サノフィについて、注目に値する面白いことを見つけました。フランスの製薬大手は今、まさに本当の転機に直面しているようで、現状の同社のR&D戦略に対しては「死の宣告」のような響きまで聞こえてきます。



何が起きているかというと、同社はここ数年、研究開発(R&D)に対して相当な資金を投入してきたものの、取締役会が期待していたような形で成果が出ていないということです。その忍耐も、正式に尽きたわけです。そこで彼らはリーダーシップの手を打とうとしています。状況を変えるために、Merckの幹部を迎え入れるのです。これは単なる定例の人員入れ替えではなく、いまの方針がうまく機能していなかったことをはっきり示すシグナルです。
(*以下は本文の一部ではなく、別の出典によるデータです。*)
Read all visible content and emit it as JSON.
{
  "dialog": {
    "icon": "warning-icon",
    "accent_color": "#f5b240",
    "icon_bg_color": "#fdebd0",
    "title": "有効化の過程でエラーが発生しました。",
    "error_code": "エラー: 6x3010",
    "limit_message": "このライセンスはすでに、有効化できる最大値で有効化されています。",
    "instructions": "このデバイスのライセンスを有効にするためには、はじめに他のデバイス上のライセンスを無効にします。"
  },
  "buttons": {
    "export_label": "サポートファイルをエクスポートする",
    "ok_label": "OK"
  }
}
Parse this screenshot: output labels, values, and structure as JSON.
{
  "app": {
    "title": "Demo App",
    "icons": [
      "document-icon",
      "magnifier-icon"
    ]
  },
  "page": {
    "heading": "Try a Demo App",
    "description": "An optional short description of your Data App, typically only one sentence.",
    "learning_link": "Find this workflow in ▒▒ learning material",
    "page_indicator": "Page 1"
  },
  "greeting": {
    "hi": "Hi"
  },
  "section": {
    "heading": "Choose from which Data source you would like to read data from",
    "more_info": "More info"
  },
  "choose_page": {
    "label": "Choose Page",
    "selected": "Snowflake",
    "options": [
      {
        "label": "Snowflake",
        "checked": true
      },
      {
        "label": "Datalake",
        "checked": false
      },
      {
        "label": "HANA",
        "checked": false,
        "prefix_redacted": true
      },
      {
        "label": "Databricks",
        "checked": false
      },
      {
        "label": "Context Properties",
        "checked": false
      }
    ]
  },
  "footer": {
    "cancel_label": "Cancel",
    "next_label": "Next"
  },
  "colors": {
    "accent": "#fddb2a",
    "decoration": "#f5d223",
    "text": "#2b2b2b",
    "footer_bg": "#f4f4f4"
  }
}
市場はすでに反応しています。時間外(プレマーケット)の取引で株価が6%以上下落しており、投資家たちも同じようにこれを受け止めていることがわかります――つまり、旧来の戦略に対する「死の宣告」になり得る、という見方です。このような動き、とりわけ競合から誰かが入ってくる場合は、取締役会が「何か根本的なことを変える必要がある」と認めていることを意味するのが通常です。

ここで興味深いのはタイミングです。Sanofiは大きく投資したのに、必要としていたパイプラインのブレークスルーは得られませんでした。そこで今度は、新たなリーダーシップに賭けて、これを軌道修正しようとしています。Merck出身のこの幹部が、実際にR&Dの問題を反転させられるかどうかはまだわかりませんが、はっきりしていることが1つあります。旧来のアプローチは「死の宣告」を突きつけられたということです。市場は次に何が起きるのかを、注意深く見守っています。